Crinkly, lifeless grey curls floated up and across Mrs. Hill’s grey-brown scalp, winging out over her ears. What must have been round, brown eyes had become opaque beige slits, like two additional spots of smooth skin in her dark puckered face. She had seven housedresses, and her doctor daughter came home twice a year from the great, safe distance of California and replaced them all. Mrs. Hill did not rotate them as Dr. Hill intended; she wore the pink one all week, and when it was stiff with sweat and moisturizer and medicated cream for her eczema, she threw it in the hamper for me to wash. On Saturdays she wore the purple housedress, and I didn’t blame her a bit. It was the least practical of them; instead of a cotton-poly mix, it was soft velour, and the pull on the end of the zipper was a purple and yellow sunflower, as though van Gogh had gotten loose in the Sears catalog. In her purple sunflower robe, Mrs. Hill told my fortune.

“Long life here,” she said, one thick, twisted finger digging into the middle of my palm. “Love affairs here. Did you bring Mrs. Hill some pork rinds?”

Dr. Hill had sent a note that Mrs. Hill had all sorts of things wrong with her heart and that salt and fat were out of the question. Mrs. Hill and I had a deaclass="underline" one palm reading for a bag of Salty Jims Pork Rinds. Mrs. Hill told me that Salty Jim was really Jim Buckton, who played trumpet with Duke Ellington in the fifties and had gone to high school with Mrs. Hill. Out of respect and school loyalty, we usually ate Salty Jim’s, but when the Red Owl Supermarket carried Li’l Pig Bar-B-Que Pork Rinds, we had to give old Jim the heave-ho and stock up on orange-speckled, amber clouds of pork fat.

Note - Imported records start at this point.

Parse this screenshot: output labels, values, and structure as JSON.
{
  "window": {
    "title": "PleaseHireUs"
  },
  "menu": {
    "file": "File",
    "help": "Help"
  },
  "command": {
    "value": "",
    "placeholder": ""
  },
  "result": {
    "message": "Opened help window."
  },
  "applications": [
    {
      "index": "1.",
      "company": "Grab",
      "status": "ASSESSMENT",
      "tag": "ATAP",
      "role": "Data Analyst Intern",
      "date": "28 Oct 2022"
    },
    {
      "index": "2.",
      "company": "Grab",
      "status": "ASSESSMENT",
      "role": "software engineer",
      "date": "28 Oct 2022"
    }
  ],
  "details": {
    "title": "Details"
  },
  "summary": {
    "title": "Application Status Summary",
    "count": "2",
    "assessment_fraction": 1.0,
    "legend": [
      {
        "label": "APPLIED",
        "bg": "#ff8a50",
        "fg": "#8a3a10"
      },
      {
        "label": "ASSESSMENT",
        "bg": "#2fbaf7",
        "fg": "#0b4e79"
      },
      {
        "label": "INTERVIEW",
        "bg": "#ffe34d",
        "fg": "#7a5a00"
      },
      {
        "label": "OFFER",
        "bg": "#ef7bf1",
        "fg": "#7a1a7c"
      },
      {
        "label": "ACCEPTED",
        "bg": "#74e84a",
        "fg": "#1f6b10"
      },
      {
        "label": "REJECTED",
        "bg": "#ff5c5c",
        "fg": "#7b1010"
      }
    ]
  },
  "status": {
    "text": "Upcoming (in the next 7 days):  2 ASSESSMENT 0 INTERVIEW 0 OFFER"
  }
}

“Open up that bag and set it right here. Let’s have that hand.” I popped open two cans of grape soda.

Mrs. Hill bent over my palm, and I could smell the greasy fruit smell of her hair pomade and the piercing eucalyptus of Vicks VapoRub, which she used prophylactically.

“The love affairs startin’ early.” She jabbed my palm and then held my own hand up to me, showing me the point at which the love line joined the life line.

“Really?” I said. I didn’t think of Mr. Klein or Mr. Canetti as love affairs. I knew that they had loved me and I had loved them back, but there wasn’t any sex, and you couldn’t have an affair without sex. When I was in fifth grade I had had a little sex with Seth Stern, but it wasn’t what I thought a love affair should be. We were playing James Bond, and he pulled down my underpants and stuck his hand between my legs. He was only in sixth grade, but he was shaving already, and I found the red nicks on his throat and chin mysterious, alluring tribal scars. He stuck one long finger inside me and rocked me roughly on his hand until we heard our parents gathering coats in the front hall. He pushed me back onto the bed and yanked up my panties while running his thumb along the inside of my thigh. My parents called for me, and we went downstairs, all my attention on my bruised, wet center and on Seth, who insisted on shaking my fathers hand as we said good-bye. The tension and excitement and shame I felt were terrible and vivid. This was life. Out of remorse, or indifference, he wouldn’t answer my phone calls, and my parents had just about dropped the Sterns anyway, so I kept my virginity quite a while longer. I dreamt of his hands.